Aim: The aim of this in vitro study was to compare and evaluate the ability of pulp tissue dissolution with and without activation of 5.25% sodium hypochlorite (NaOCl).
Materials and Methods: Pulp tissue samples collected from intact, noncarious extracted third molars were standardized to 8 mg in each group. These samples were placed in conical Eppendorf tubes of 15 ml with 10 ml 5.25% NaOCl for 4 min and were activated suitably according to the group specifications. All the procedures in this study were carried out at room temperature. The preweighed pulp tissue samples were further weighed again after the dissolution phase, and residual weight loss in each group along with its percentage was obtained. The results were then statistically analyzed using one-way analysis of variance and Tukey post hoc test.
Results: The maximum amount of pulp tissue dissolution was found in the laser-assisted irrigation group, i.e., NaOCl with Er, Cr: YSGG (P < 0.05) and showed a statistically significant result in comparison with other groups.
Conclusion: Within the limitations of the study, laser-assisted irrigation with a radial firing tip (NaOCl activated by Er, Cr: YSGG) was the most effective in dissolving the pulp tissue in comparison with other groups. The ultrasonic activation also showed a considerable amount of pulp tissue dissolution comparable to laser-activated irrigation in this study.

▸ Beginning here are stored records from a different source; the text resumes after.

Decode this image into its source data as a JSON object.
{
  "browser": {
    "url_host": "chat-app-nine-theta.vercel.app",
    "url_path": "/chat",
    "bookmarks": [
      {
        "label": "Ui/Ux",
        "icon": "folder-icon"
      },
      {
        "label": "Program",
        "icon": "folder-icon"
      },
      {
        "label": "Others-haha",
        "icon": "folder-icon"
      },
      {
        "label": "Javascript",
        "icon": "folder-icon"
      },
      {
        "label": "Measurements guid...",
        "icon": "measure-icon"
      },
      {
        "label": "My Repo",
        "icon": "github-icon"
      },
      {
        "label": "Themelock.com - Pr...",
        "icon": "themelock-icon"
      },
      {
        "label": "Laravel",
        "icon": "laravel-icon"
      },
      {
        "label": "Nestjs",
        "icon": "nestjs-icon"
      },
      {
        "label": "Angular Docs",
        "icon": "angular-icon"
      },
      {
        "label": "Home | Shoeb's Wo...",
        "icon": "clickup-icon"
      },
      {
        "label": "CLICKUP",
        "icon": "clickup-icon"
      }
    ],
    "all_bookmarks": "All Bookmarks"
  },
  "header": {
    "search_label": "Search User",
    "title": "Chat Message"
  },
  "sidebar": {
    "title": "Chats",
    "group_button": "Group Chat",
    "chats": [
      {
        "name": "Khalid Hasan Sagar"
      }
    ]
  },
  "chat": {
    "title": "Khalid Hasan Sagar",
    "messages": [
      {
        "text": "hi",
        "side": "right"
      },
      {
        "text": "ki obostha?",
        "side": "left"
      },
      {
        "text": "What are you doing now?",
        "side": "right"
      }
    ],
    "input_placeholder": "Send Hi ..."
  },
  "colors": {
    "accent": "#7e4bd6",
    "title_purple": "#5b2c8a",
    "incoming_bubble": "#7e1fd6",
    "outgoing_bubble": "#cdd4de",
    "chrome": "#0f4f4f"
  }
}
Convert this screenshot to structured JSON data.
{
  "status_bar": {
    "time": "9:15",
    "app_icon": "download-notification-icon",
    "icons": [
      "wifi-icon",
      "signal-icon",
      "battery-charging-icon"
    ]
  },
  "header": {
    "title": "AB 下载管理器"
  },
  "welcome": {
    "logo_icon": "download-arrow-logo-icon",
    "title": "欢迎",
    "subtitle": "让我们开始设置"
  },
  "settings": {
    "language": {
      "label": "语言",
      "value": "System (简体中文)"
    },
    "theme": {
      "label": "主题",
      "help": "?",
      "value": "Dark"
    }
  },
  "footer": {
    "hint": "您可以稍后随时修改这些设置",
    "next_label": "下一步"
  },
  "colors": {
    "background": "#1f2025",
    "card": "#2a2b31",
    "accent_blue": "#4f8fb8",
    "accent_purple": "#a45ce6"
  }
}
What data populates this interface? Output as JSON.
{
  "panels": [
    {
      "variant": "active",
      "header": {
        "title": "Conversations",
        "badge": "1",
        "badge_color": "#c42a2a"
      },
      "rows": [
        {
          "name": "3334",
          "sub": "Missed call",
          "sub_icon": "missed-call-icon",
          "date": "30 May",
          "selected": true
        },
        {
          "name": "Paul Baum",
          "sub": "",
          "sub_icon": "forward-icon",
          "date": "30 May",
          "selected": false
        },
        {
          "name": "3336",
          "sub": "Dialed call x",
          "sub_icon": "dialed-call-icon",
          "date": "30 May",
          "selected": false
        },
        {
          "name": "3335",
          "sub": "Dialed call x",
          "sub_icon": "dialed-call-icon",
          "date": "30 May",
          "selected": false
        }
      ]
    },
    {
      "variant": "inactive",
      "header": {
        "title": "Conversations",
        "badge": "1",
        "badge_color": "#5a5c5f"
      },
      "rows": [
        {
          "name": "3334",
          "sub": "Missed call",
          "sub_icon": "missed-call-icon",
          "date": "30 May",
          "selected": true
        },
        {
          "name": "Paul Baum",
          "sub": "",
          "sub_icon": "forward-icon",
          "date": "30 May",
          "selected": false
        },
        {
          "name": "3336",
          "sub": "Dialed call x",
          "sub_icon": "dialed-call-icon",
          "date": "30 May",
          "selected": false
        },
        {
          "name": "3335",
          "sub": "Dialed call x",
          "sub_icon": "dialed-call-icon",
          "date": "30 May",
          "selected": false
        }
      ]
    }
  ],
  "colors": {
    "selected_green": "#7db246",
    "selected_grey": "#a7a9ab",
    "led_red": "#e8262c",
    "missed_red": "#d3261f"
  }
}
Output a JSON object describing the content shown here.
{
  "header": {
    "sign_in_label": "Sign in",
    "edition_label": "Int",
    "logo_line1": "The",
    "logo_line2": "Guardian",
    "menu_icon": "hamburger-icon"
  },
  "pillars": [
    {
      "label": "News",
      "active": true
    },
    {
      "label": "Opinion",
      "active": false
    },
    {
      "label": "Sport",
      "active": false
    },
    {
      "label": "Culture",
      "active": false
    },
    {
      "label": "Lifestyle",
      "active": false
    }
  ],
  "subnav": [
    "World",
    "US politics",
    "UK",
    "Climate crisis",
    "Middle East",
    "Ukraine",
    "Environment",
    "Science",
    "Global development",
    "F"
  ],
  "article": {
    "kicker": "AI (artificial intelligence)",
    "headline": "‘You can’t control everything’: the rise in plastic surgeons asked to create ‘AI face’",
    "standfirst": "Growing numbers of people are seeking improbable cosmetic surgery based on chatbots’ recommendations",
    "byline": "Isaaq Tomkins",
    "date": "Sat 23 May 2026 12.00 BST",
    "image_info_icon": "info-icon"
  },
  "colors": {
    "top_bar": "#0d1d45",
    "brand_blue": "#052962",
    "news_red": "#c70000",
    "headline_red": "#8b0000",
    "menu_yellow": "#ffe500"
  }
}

Keywords: Irrigant activation; laser-assisted irrigation; photodynamic therapy; pulp dissolution; sodium hypochlorite
|How to cite this article:|
Srinivasan S, Kumarappan SK, Ramachandran A, Honap MN, Kadandale S, Rayar S. Comparative evaluation of pulp tissue dissolution ability of sodium hypochlorite by various activation techniques: An in vitro study. J Conserv Dent 2020;23:304-8
|How to cite this URL:|
Srinivasan S, Kumarappan SK, Ramachandran A, Honap MN, Kadandale S, Rayar S. Comparative evaluation of pulp tissue dissolution ability of sodium hypochlorite by various activation techniques: An in vitro study. J Conserv Dent [serial online] 2020 [cited 2023 Sep 21];23:304-8. Available from: https://www.jcd.org.in/text.asp?2020/23/3/304/302302
| Introduction|| |
Success in endodontic therapy relies on rigorous debridement of pulpal remnants, dentinal debris, and infectious microbes. For favorable outcomes after endodontic therapy, mechanical instrumentation along with chemical irrigation must be given utmost importance.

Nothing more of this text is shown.